On the basis of the statements of facts, the Court may, if it is satisfied, grant injunction provided it is proved by affidavit or otherwise. 14. As stated above, there is no other evidence except the statements made in the petition. This petition is supported by an affidavit sworn by the second plaintiff - Dilip Barthakur. He verified the affidavit by saying that he was one of the plaintiffs petitioners in the case and as such he was fully conversant with the facts and circumstances of the case and it was true to his knowledge, and that the petitioner would suffer irreparable loss if an injunction was not granted. The petitioners had prima facie case and balance of convenience was in their favour. However, these statements are not verified in the manner it is necessary. The affidavit appended to the petition under Order 39 Rule 1 and 2 cannot be accepted as an affidavit as contemplated under the law. Therefore, as the petition is not supported by any proper affidavit, and in the absence of proper affidavit, and there being no other materials to prove the contentions of the petitioners, I am of the opinion that the injunction cannot be granted as prayed for. Even if the petition under Order 39 Rules 1 and 2 filed by the petitioners along with the plaint is accepted and the same is taken into consideration, the petitioners are not entitled to get injunction, as the petition does not disclose any ground to grant injunction, in as much as, the petitioners have not been able to establish their right to possess the land in suit.
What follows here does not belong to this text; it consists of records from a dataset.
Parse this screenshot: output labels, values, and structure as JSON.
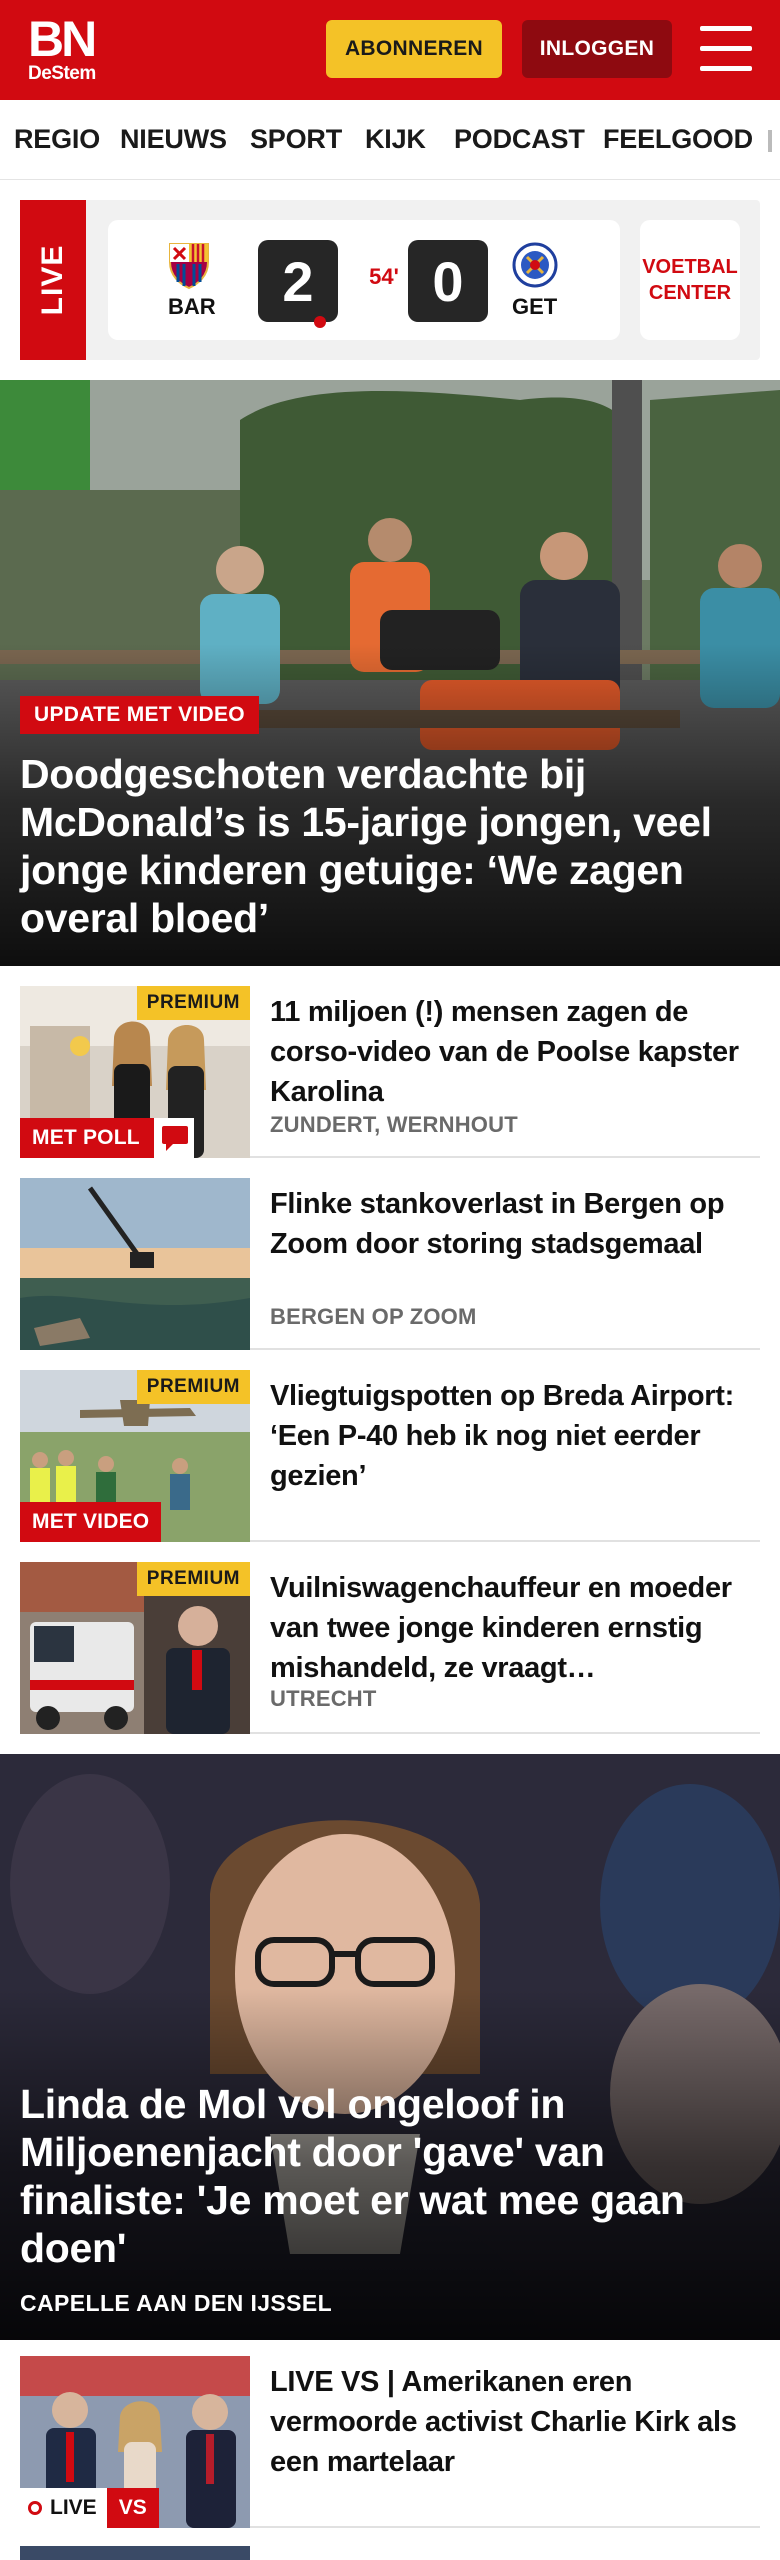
{
  "header": {
    "logo_main": "BN",
    "logo_sub": "DeStem",
    "subscribe_label": "ABONNEREN",
    "login_label": "INLOGGEN",
    "menu_icon": "hamburger-menu-icon"
  },
  "nav": {
    "items": [
      "REGIO",
      "NIEUWS",
      "SPORT",
      "KIJK",
      "PODCAST",
      "FEELGOOD"
    ]
  },
  "live": {
    "label": "LIVE",
    "home_team": "BAR",
    "away_team": "GET",
    "home_score": "2",
    "away_score": "0",
    "minute": "54'",
    "voetbal_center_line1": "VOETBAL",
    "voetbal_center_line2": "CENTER"
  },
  "hero": {
    "badge": "UPDATE MET VIDEO",
    "title": "Doodgeschoten verdachte bij McDonald’s is 15-jarige jongen, veel jonge kinderen getuige: ‘We zagen overal bloed’"
  },
  "articles": [
    {
      "title": "11 miljoen (!) mensen zagen de corso-video van de Poolse kapster Karolina",
      "location": "ZUNDERT, WERNHOUT",
      "premium": "PREMIUM",
      "label": "MET POLL"
    },
    {
      "title": "Flinke stankoverlast in Bergen op Zoom door storing stadsgemaal",
      "location": "BERGEN OP ZOOM"
    },
    {
      "title": "Vliegtuigspotten op Breda Airport: ‘Een P-40 heb ik nog niet eerder gezien’",
      "premium": "PREMIUM",
      "label": "MET VIDEO"
    },
    {
      "title": "Vuilniswagenchauffeur en moeder van twee jonge kinderen ernstig mishandeld, ze vraagt…",
      "location": "UTRECHT",
      "premium": "PREMIUM"
    }
  ],
  "hero2": {
    "title": "Linda de Mol vol ongeloof in Miljoenenjacht door 'gave' van finaliste: 'Je moet er wat mee gaan doen'",
    "location": "CAPELLE AAN DEN IJSSEL"
  },
  "article_live": {
    "title": "LIVE VS | Amerikanen eren vermoorde activist Charlie Kirk als een martelaar",
    "live_label": "LIVE",
    "vs_label": "VS"
  },
  "colors": {
    "brand_red": "#d10a11",
    "premium_yellow": "#f4c227",
    "login_dark_red": "#8e0a10"
  }
}
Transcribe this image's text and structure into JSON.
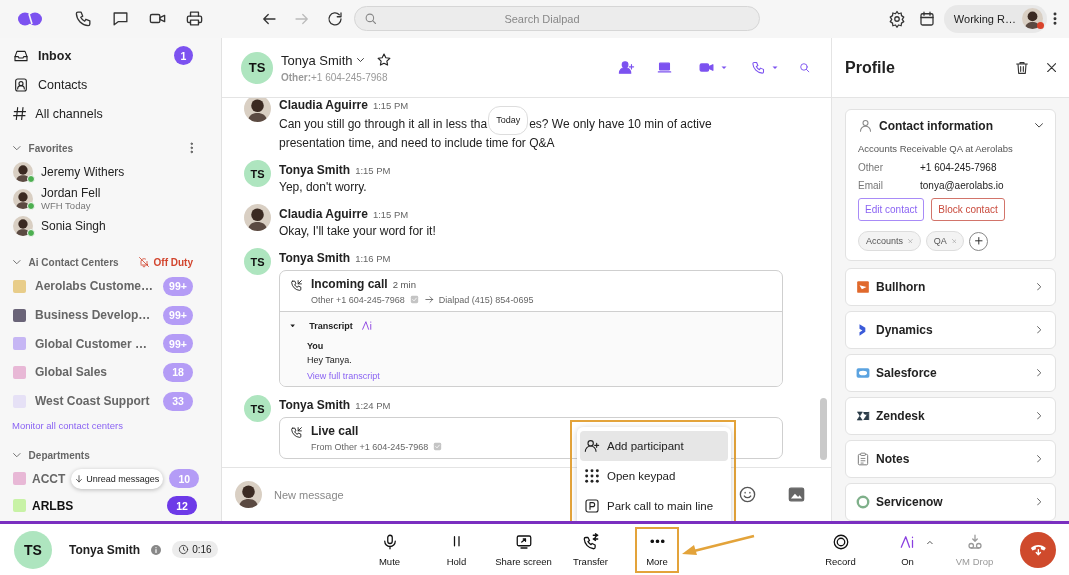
{
  "toolbar": {
    "forward_disabled": true,
    "search": {
      "placeholder": "Search Dialpad"
    },
    "status": "Working R…"
  },
  "sidebar": {
    "nav": [
      {
        "label": "Inbox",
        "count": "1",
        "unread": true
      },
      {
        "label": "Contacts",
        "unread": false
      },
      {
        "label": "All channels",
        "unread": false
      }
    ],
    "favorites": {
      "title": "Favorites",
      "expanded": true,
      "contacts": [
        {
          "name": "Jeremy Withers",
          "online": true
        },
        {
          "name": "Jordan Fell",
          "status": "WFH Today",
          "online": true
        },
        {
          "name": "Sonia Singh",
          "online": true
        }
      ]
    },
    "contact_centers": {
      "title": "Ai Contact Centers",
      "expanded": true,
      "duty": "Off Duty",
      "items": [
        {
          "name": "Aerolabs Custome…",
          "color": "#e8cd8a",
          "count": "99+"
        },
        {
          "name": "Business Develop…",
          "color": "#6a6478",
          "count": "99+"
        },
        {
          "name": "Global Customer …",
          "color": "#c6b6f4",
          "count": "99+"
        },
        {
          "name": "Global Sales",
          "color": "#e8b8d6",
          "count": "18"
        },
        {
          "name": "West Coast Support",
          "color": "#e6e1f6",
          "count": "33"
        }
      ],
      "link": "Monitor all contact centers"
    },
    "departments": {
      "title": "Departments",
      "expanded": true,
      "items": [
        {
          "name": "ACCT",
          "color": "#e8b8d6",
          "count": "10",
          "unread": false
        },
        {
          "name": "ARLBS",
          "color": "#c8f2a6",
          "count": "12",
          "unread": true
        }
      ]
    },
    "unread_button": "Unread messages"
  },
  "chat": {
    "contact": {
      "initials": "TS",
      "name": "Tonya Smith",
      "subtitle": "**Other:**+1 604-245-7968"
    },
    "date_pill": "Today",
    "messages": [
      {
        "kind": "text",
        "author": "Claudia Aguirre",
        "time": "1:15 PM",
        "text": "Can you still go through it all in less tha",
        "text_after": "es? We only have 10 min of active",
        "text_next": "presentation time, and need to include time for Q&A"
      },
      {
        "kind": "text",
        "initials": "TS",
        "author": "Tonya Smith",
        "time": "1:15 PM",
        "text": "Yep, don't worry."
      },
      {
        "kind": "text",
        "author": "Claudia Aguirre",
        "time": "1:15 PM",
        "text": "Okay, I'll take your word for it!"
      },
      {
        "kind": "call",
        "initials": "TS",
        "author": "Tonya Smith",
        "time": "1:16 PM",
        "call": {
          "title": "Incoming call",
          "duration": "2 min",
          "from": "Other +1 604-245-7968",
          "to": "Dialpad (415) 854-0695",
          "transcript": {
            "title": "Transcript",
            "expanded": true,
            "speaker": "You",
            "text": "Hey Tanya.",
            "link": "View full transcript"
          }
        }
      },
      {
        "kind": "call",
        "initials": "TS",
        "author": "Tonya Smith",
        "time": "1:24 PM",
        "call": {
          "title": "Live call",
          "from": "From Other +1 604-245-7968"
        }
      }
    ],
    "composer": {
      "placeholder": "New message"
    },
    "menu": [
      {
        "label": "Add participant",
        "selected": true
      },
      {
        "label": "Open keypad",
        "selected": false
      },
      {
        "label": "Park call to main line",
        "selected": false
      }
    ]
  },
  "profile": {
    "title": "Profile",
    "contact_info": {
      "title": "Contact information",
      "expanded": true,
      "company": "Accounts Receivable QA at Aerolabs",
      "fields": [
        {
          "label": "Other",
          "value": "+1 604-245-7968"
        },
        {
          "label": "Email",
          "value": "tonya@aerolabs.io"
        }
      ],
      "buttons": [
        {
          "label": "Edit contact",
          "kind": "edit"
        },
        {
          "label": "Block contact",
          "kind": "block"
        }
      ],
      "tags": [
        "Accounts",
        "QA"
      ]
    },
    "integrations": [
      {
        "name": "Bullhorn",
        "kind": "bullhorn"
      },
      {
        "name": "Dynamics",
        "kind": "dynamics"
      },
      {
        "name": "Salesforce",
        "kind": "salesforce"
      },
      {
        "name": "Zendesk",
        "kind": "zendesk"
      },
      {
        "name": "Notes",
        "kind": "notes"
      },
      {
        "name": "Servicenow",
        "kind": "servicenow"
      }
    ]
  },
  "call_bar": {
    "initials": "TS",
    "name": "Tonya Smith",
    "timer": "0:16",
    "controls": [
      {
        "label": "Mute",
        "highlighted": false
      },
      {
        "label": "Hold",
        "highlighted": false
      },
      {
        "label": "Share screen",
        "highlighted": false
      },
      {
        "label": "Transfer",
        "highlighted": false
      },
      {
        "label": "More",
        "highlighted": true
      }
    ],
    "tools": [
      {
        "label": "Record",
        "disabled": false
      },
      {
        "label": "On",
        "disabled": false
      },
      {
        "label": "VM Drop",
        "disabled": true
      }
    ]
  }
}
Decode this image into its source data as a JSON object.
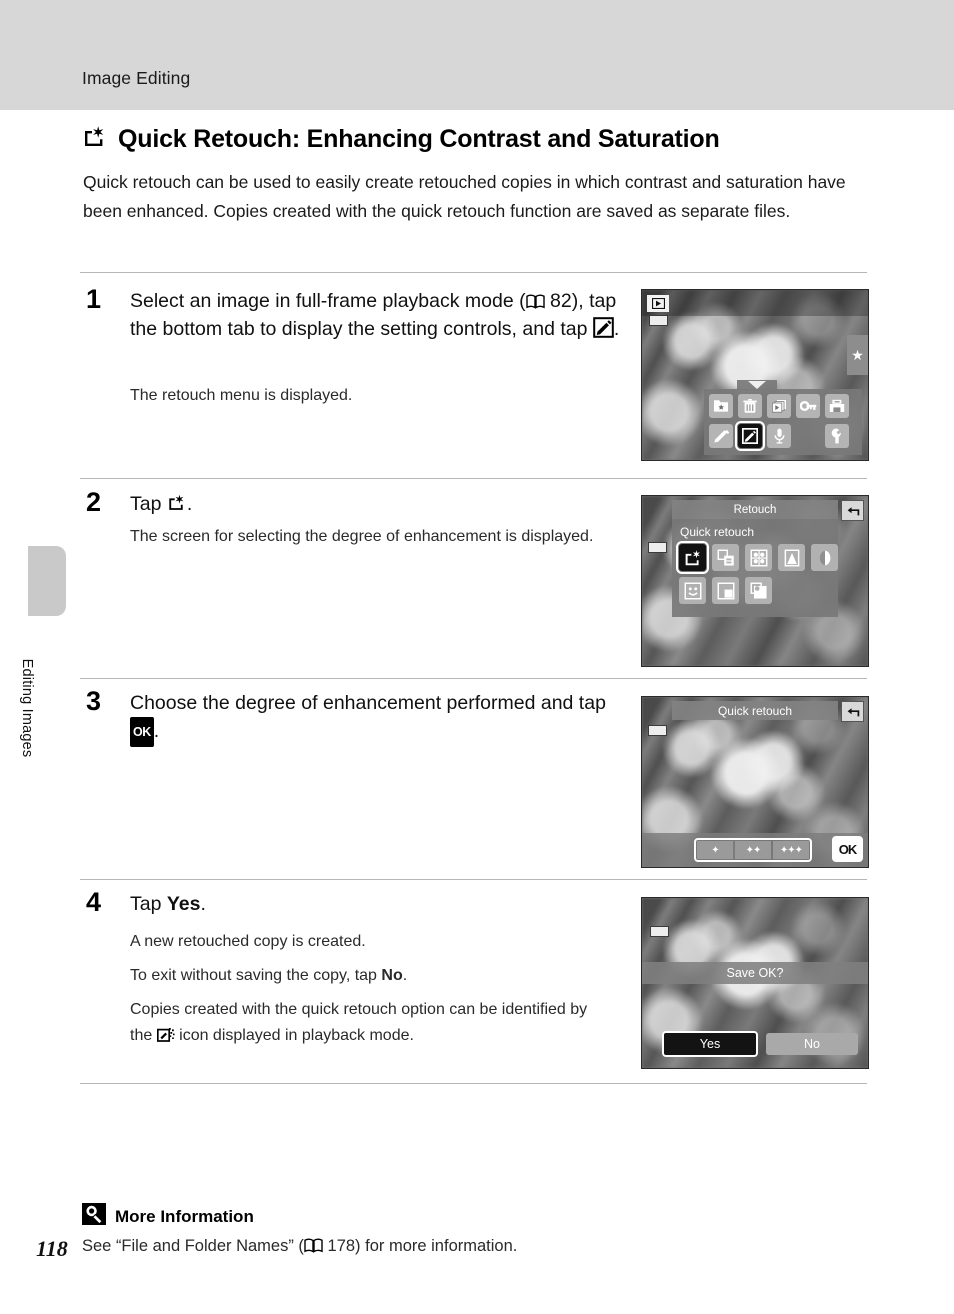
{
  "header": {
    "running_head": "Image Editing"
  },
  "sidebar": {
    "chapter_label": "Editing Images"
  },
  "section": {
    "icon": "quick-retouch-icon",
    "title": "Quick Retouch: Enhancing Contrast and Saturation",
    "intro": "Quick retouch can be used to easily create retouched copies in which contrast and saturation have been enhanced. Copies created with the quick retouch function are saved as separate files."
  },
  "steps": [
    {
      "number": "1",
      "title_a": "Select an image in full-frame playback mode (",
      "title_ref": "82",
      "title_b": "), tap the bottom tab to display the setting controls, and tap ",
      "title_c": ".",
      "body": "The retouch menu is displayed."
    },
    {
      "number": "2",
      "title_a": "Tap ",
      "title_c": ".",
      "body": "The screen for selecting the degree of enhancement is displayed."
    },
    {
      "number": "3",
      "title_a": "Choose the degree of enhancement performed and tap ",
      "ok_chip": "OK",
      "title_c": "."
    },
    {
      "number": "4",
      "title_a": "Tap ",
      "title_bold": "Yes",
      "title_c": ".",
      "body1": "A new retouched copy is created.",
      "body2_a": "To exit without saving the copy, tap ",
      "body2_bold": "No",
      "body2_c": ".",
      "body3_a": "Copies created with the quick retouch option can be identified by the ",
      "body3_b": " icon displayed in playback mode."
    }
  ],
  "screens": {
    "one": {
      "name": "full-frame-playback-with-controls",
      "playback_icon": "playback-mode-icon",
      "battery_icon": "battery-icon",
      "favorites_tab_icon": "star-icon",
      "menu_row1": [
        "star-folder-icon",
        "trash-icon",
        "slideshow-icon",
        "key-protect-icon",
        "print-order-icon"
      ],
      "menu_row2": [
        "pencil-draw-icon",
        "retouch-icon",
        "voice-memo-icon",
        "wrench-setup-icon"
      ],
      "selected": "retouch-icon"
    },
    "two": {
      "name": "retouch-menu",
      "title": "Retouch",
      "selected_label": "Quick retouch",
      "back_icon": "back-arrow-icon",
      "row1": [
        "quick-retouch-icon",
        "d-lighting-icon",
        "skin-softening-icon",
        "filter-effects-icon",
        "soft-filter-icon"
      ],
      "row2": [
        "glamour-retouch-icon",
        "small-picture-icon",
        "crop-icon"
      ],
      "selected": "quick-retouch-icon"
    },
    "three": {
      "name": "quick-retouch-level",
      "title": "Quick retouch",
      "back_icon": "back-arrow-icon",
      "levels": [
        "✦",
        "✦✦",
        "✦✦✦"
      ],
      "ok_label": "OK"
    },
    "four": {
      "name": "save-confirmation-dialog",
      "prompt": "Save OK?",
      "yes_label": "Yes",
      "no_label": "No",
      "selected": "yes-button"
    }
  },
  "note": {
    "icon": "more-information-icon",
    "title": "More Information",
    "body_a": "See “File and Folder Names” (",
    "body_ref": "178",
    "body_b": ") for more information."
  },
  "page_number": "118",
  "colors": {
    "header_band": "#d7d7d7",
    "side_tab": "#c9c9c9",
    "divider": "#b6b6b6",
    "text": "#1a1a1a"
  }
}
Further there cannot be any injury as envisaged under Order 39, if a lawful decree is executed unless the petitioners satisfy the Court that the said decree was obtained by practicing fraud. Neither in the plaint nor in (lie petition for injunction the petitioners have alleged any fraud in obtaining the decree for eviction. They have also not shown how and in what manner they came to possess the suit land during the period of litigation between the opposite party and its tenant Radhakrishna Ramdeo and what is their right to possess this land. In view of the above, I do not find any merit in the petition and accordingly the petition is dismissed with a cost of Rs. 500/- (Rupees five hundred) only.